Kurz vor 11 Uhr: Vor den Toren der Unteren Rathaushalle macht sich schon etwas Unruhe breit. Und das liegt nicht an den Touristen, die sich mit den Bremer Stadtmusikanten fotografieren wollen. Nein, die Besucher, die schon ein wenig ungeduldig wirken, warten auf den Start zur traditionellen Weihnachtsausstellung der Kunsthandwerker. Bis zum 22. Dezember ist die Ausstellung täglich von 11 bis 19 Uhr geöffnet. Und es deutet viel darauf hin, dass es die Traditionsausstellung zum letzten Mal geben könnte.
Es gibt viel zum Bestaunen in der Unteren Rathaushalle. 30 Kunstschaffende präsentieren ihre besten Stücke: von Keramik, über Glas bis hin zu Kunstdrucken, Kleidung, Teppiche und Lederwaren. "Den Markt gibt es seit über 50 Jahren", weiß Frauke Alber. Sie stellt ihre Keramik aus und ist Teil der Bürgerinitiative, die sich für den Fortbestand der Nutzung für Bürger in den Hallen einsetzt.
Maßgeblich an der Entstehung war Michael Harjes in 1969 beteiligt. "Es hat mit sechs Kunsthandwerkern angefangen, die an zwei bis drei Tagen ausgestellt haben. Über die Jahre ist das gewachsen, bis die ganze Halle genutzt wurde", weiß Tobias Harjes, Sohn des Hauptinitiators. Er stellt Metallkunst aus. "Damals stand ich als 15-Jähriger mit einem großen Gong draußen und habe auf die Ausstellung aufmerksam gemacht", erinnert sich der 66-Jährige. Es seien jedes Jahr nicht nur neue Kunsthandwerker hinzugekommen, sondern auch immer mehr Gäste hätten ihren Weg in die Halle gefunden.

Bernd Lichtenstein präsentiert seine Kunst aus Glas auf der Weihnachtsausstellung der Bremer Kunsthandwerker.

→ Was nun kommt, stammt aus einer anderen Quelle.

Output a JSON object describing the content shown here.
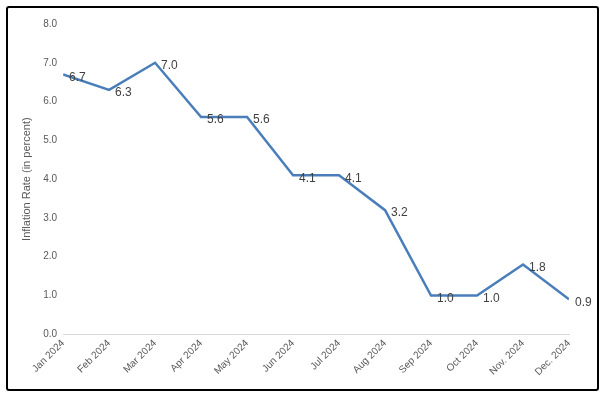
{
  "chart_data": {
    "type": "line",
    "y_label": "Inflation Rate (in percent)",
    "categories": [
      "Jan 2024",
      "Feb 2024",
      "Mar 2024",
      "Apr 2024",
      "May 2024",
      "Jun 2024",
      "Jul 2024",
      "Aug 2024",
      "Sep 2024",
      "Oct 2024",
      "Nov. 2024",
      "Dec. 2024"
    ],
    "values": [
      6.7,
      6.3,
      7.0,
      5.6,
      5.6,
      4.1,
      4.1,
      3.2,
      1.0,
      1.0,
      1.8,
      0.9
    ],
    "value_labels": [
      "6.7",
      "6.3",
      "7.0",
      "5.6",
      "5.6",
      "4.1",
      "4.1",
      "3.2",
      "1.0",
      "1.0",
      "1.8",
      "0.9"
    ],
    "color": "#4a7ebb",
    "ylim": [
      0,
      8
    ],
    "yticks": [
      {
        "value": 0,
        "label": "0.0"
      },
      {
        "value": 1,
        "label": "1.0"
      },
      {
        "value": 2,
        "label": "2.0"
      },
      {
        "value": 3,
        "label": "3.0"
      },
      {
        "value": 4,
        "label": "4.0"
      },
      {
        "value": 5,
        "label": "5.0"
      },
      {
        "value": 6,
        "label": "6.0"
      },
      {
        "value": 7,
        "label": "7.0"
      },
      {
        "value": 8,
        "label": "8.0"
      }
    ],
    "grid": false,
    "data_labels": true
  }
}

"Täglich besuchen uns zwischen 2000 und 4.000 Gäste", schätzt Harjes. Die Symbiose mit dem Weihnachtsmarkt direkt vor der Tür würde die hohen Besucherzahlen begünstigen. Doch es könnte bald Schluss sein: "Es soll bekanntlich ein Weltkulturerbe-Informationszentrum entstehen", sagt Alber. Das ist, wie berichtet, bereits seit einigen Jahren in Planung. 2025 soll es mit dem Umbau losgehen. Die Umnutzung der Räume steht in starker Kritik – nicht nur seitens der Kunsthandwerker, sondern auch seitens vieler Bremerinnen und Bremer. "Es gibt keinen passenden Ersatzraum, um die Tradition fortzuführen", bedauert Alber.

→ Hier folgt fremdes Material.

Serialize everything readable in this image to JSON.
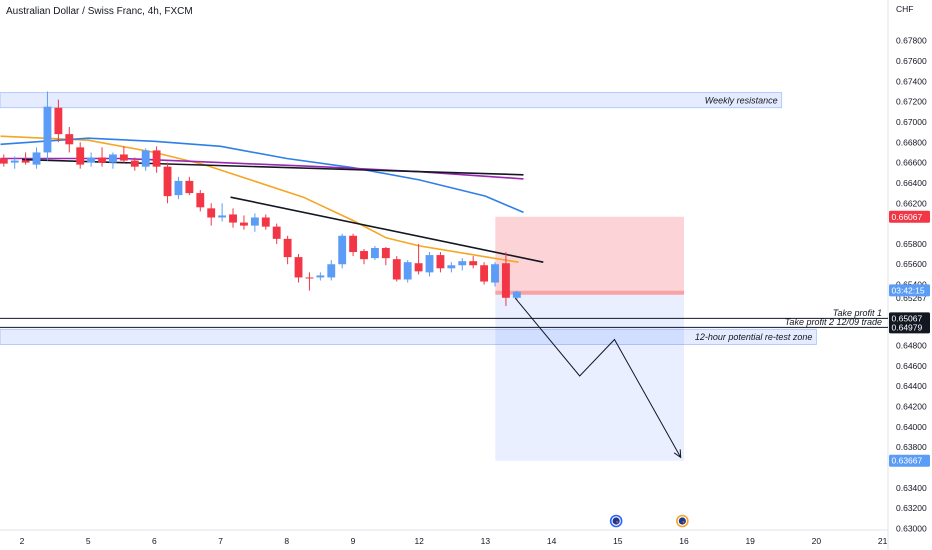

In den Kirchengemeinden dürften sie ihre Stücke nicht verkaufen. "Beim Focke-Museum dürfen wir nur den Außenbereich nutzen", sagt Alber. Es laufe darauf hinaus, dass die Künstler ab dem kommenden Jahr sich nicht mehr gebündelt an einem Ort präsentierten. "Jeder kämpft dann für sich und muss sich seinen Raum suchen", führt Albers aus. Die Halle als "Ort der Würdigung" würde verschwinden und für den Tourismus Platz machen.
So weit müsse es nicht kommen, darin sind sich Alber und Harjes einig. Die Untere Rathaushalle könnte doch künftig beides vereinen: ein Informationszentrum für Touristen und eine Halle für die Bürger, in der weiter Ausstellungen möglich wären – im vorderen Bereich der museale Charakter, im hinteren Teil wechselnde Ausstellungen und eben der Kunsthandwerkermarkt.

Martin Wilmes präsentierte seine Kunst aus Holz seit nunmehr 23 Jahren auf dem Markt in der Unteren Rathaushalle.
"Die Halle ist als Markt gedacht, um ins Gespräch zu kommen", sagt etwa Bernd Lichtenstein, der als Aussteller, seit 25 Jahren Glas-Kunst präsentiert. Und Harjes findet: "Aus der Halle könnte noch mehr gemacht werden, wenn die Stadt den Ort als zentralen Platz bewerben würde." Gespräche mit Vertretern der Stadt hätten vor allem ein Gefühl bestärkt: "Es wird über die Köpfe der Bürger hinweg entschieden", fasst Martin Wilmes, der als Kunsthandwerker seine Holzarbeiten präsentiert.
"Mit dem Aus des Marktes stirbt auch das Wissen der Kunsthandwerker", findet Alber. Noch aber habe sie die Hoffnung, dass es den Kunsthandwerkermarkt auch im kommenden Jahr noch gebe, nicht ganz aufgegeben.